Well, I do acknowledge that you can have faith in God and still accept scientific theories, so I think that statement is simply hogwash.
“Faith that evolution unfolded according to Gods will in no way is ascribing supernatural guiding or causation to evolution - any more than faith that the universe obeying gravity unfolded according to Gods will is ascrbing supernatural guiding or causation to gravity.”
Of course it is, you just ascribed to that exact thing in that very sentence:
“evolution unfolded according to Gods will”
That is plainly a statement of supernatural causation. There is no plausible way to deny it, unless you say God is not supernatural, or His willing something is not a cause.
You’re simply playing with semantics here. It seems you don’t like the term “guiding”, but you are perfectly happy to call it “willing”. Fine, I’ll use your terms. You believe in “God-Willed Evolution”, not the standard Theory of Evolution as proposed by naturalistic science.

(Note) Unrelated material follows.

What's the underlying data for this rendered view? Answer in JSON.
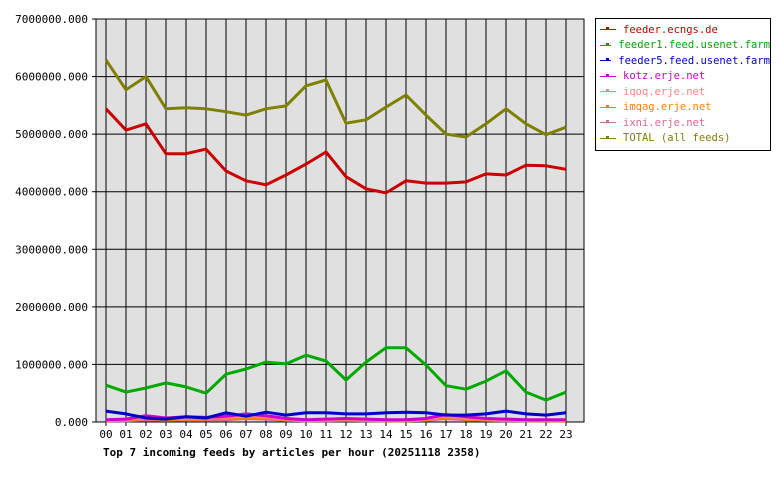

One either has faith that God is in control of random events (as the Bible says He does), or one doesn’t.
That is completely different than accepting the physical mechanisms that cause mutations and how they contribute to evolution.
The physical mechanism is the same - if you think God is in control or you reject that view.
My faith is not the same as the scientific theory; but as creationists cannot seem to seperate the two distinct and absolutely seperate concepts; no wonder you are having so much difficulty.